8. Migliorare gli edifici scolastici e renderli luoghi più sicuri
Dai documenti disponibili risulta che a fine 2012 erano meno di 3000 (su oltre 42mila) le scuole italiane verificate. Di tutte le altre non ci è stato dato sapere nulla. Per questo la ministra Giannini deve attivarsi subito a dare le risposte chieste di associazioni come Cittadinanzattiva e Legambiente nonché dei tanti comitati sparsi in giro per l’Italia, per rendere pubblici, aperti e riutilizzabili, tutti i dati, scuola per scuola, relativi allo stato degli edifici, la vulnerabilità sismica e quella strutturale e non strutturale.
9. Devolvere l’8 per mille alle scuole
Una proposta da tempo sostenuta anche da varie associazioni della società civile. Secondo quanto citato da Carrozza, il decreto Istruzione prevedeva un mutuo dello Stato di oltre 800 milioni presso la Banca di sviluppo europeo per permettere una operazione massiccia di ristrutturazione delle scuole italiane nel prossimo triennio. Quante e quali naturalmente resta da definire. Le dichiarazioni in favore di interventi sull’edilizia scolastica del premier Renzi sono state molto esplicite. Rimane ora da vedere se si tradurranno in pratica con progetti e cantieri.
10. La sfida: una scuola post-industriale e non standardizzata
secondo Ken Robinson, uno dei pedagogisti più famosi al mondo, il nodo centrale è che una scuola organizzata ancora in classi di età e vere e proprie ‘partite di studenti’ come se fossero merci prodotte in una azienda, non conduce alla valorizzazione della creatività dei singoli e non consente l’espressione di capacità, competenze e attitudini che potrebbero arricchire la collettività, anche dentro la scuola. Un principio che in parte è già attuato nelle cosiddette classi eterogenee delle scuole materne. Ma che è in forte contraddizione con l’idea di un raggiungimento di obiettivi standard e una valutazione della conoscenza su modelli e test uguali per tutti.

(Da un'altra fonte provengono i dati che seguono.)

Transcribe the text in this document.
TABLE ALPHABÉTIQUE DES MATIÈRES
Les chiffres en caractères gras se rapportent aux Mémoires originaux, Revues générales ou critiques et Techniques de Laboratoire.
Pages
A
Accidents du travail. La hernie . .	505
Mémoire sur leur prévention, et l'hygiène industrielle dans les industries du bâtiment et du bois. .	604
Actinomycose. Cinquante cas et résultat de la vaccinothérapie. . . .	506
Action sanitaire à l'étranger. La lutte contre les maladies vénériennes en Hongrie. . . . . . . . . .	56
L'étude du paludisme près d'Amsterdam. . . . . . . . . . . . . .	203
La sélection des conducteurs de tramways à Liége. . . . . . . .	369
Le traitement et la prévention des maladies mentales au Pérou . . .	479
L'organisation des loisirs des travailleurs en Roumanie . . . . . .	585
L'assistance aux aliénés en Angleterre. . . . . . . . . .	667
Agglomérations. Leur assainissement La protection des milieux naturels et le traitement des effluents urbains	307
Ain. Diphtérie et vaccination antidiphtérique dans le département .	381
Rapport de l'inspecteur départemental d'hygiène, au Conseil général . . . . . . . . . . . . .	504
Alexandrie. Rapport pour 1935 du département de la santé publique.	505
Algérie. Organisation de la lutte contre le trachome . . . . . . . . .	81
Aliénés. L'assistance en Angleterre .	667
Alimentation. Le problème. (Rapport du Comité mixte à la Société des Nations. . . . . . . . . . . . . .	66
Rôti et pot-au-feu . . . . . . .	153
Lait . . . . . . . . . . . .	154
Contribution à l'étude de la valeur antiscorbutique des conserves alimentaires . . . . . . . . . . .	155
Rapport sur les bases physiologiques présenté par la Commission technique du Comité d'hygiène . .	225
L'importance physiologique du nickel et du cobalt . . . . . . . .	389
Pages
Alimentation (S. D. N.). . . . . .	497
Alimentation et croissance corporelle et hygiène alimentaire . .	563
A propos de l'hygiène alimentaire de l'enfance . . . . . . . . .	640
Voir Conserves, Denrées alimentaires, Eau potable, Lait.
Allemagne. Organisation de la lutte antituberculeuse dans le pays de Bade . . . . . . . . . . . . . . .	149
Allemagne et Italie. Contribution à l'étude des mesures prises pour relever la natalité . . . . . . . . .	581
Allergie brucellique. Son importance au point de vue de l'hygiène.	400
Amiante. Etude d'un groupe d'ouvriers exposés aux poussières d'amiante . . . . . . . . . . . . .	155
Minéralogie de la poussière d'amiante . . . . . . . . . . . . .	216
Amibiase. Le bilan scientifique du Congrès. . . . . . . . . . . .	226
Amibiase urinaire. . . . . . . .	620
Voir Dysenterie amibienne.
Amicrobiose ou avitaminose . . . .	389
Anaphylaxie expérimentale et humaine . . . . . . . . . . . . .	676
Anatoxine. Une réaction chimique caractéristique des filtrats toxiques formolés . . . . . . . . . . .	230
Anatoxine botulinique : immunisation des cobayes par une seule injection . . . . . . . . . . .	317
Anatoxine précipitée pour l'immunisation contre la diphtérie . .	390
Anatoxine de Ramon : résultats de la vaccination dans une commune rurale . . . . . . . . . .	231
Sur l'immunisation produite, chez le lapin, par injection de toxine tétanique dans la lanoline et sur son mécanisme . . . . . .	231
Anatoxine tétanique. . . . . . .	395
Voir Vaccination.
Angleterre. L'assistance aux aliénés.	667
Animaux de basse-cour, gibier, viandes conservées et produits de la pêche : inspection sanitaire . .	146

Ecco un esempio. Un insegnante messicano, Juarez Correa, utilizzando un metodo rivoluzionario nell’insegnamento della matematica, ha ottenuto risultati davvero sorprendenti con una classe di ragazzini in un quartiere molto povero di Matamoros, una cittadina vicino al confine con gli Stati Uniti.
Una sfida, quella del combinare la valorizzazione delle creatività e competenze individuali con la possibilità di una valutazione efficace e soddisfacente che rappresenta il vero nodo da risolvere nella scuola di oggi. Al di là degli strumenti, dei muri, dei libri e delle retribuzioni dei docenti.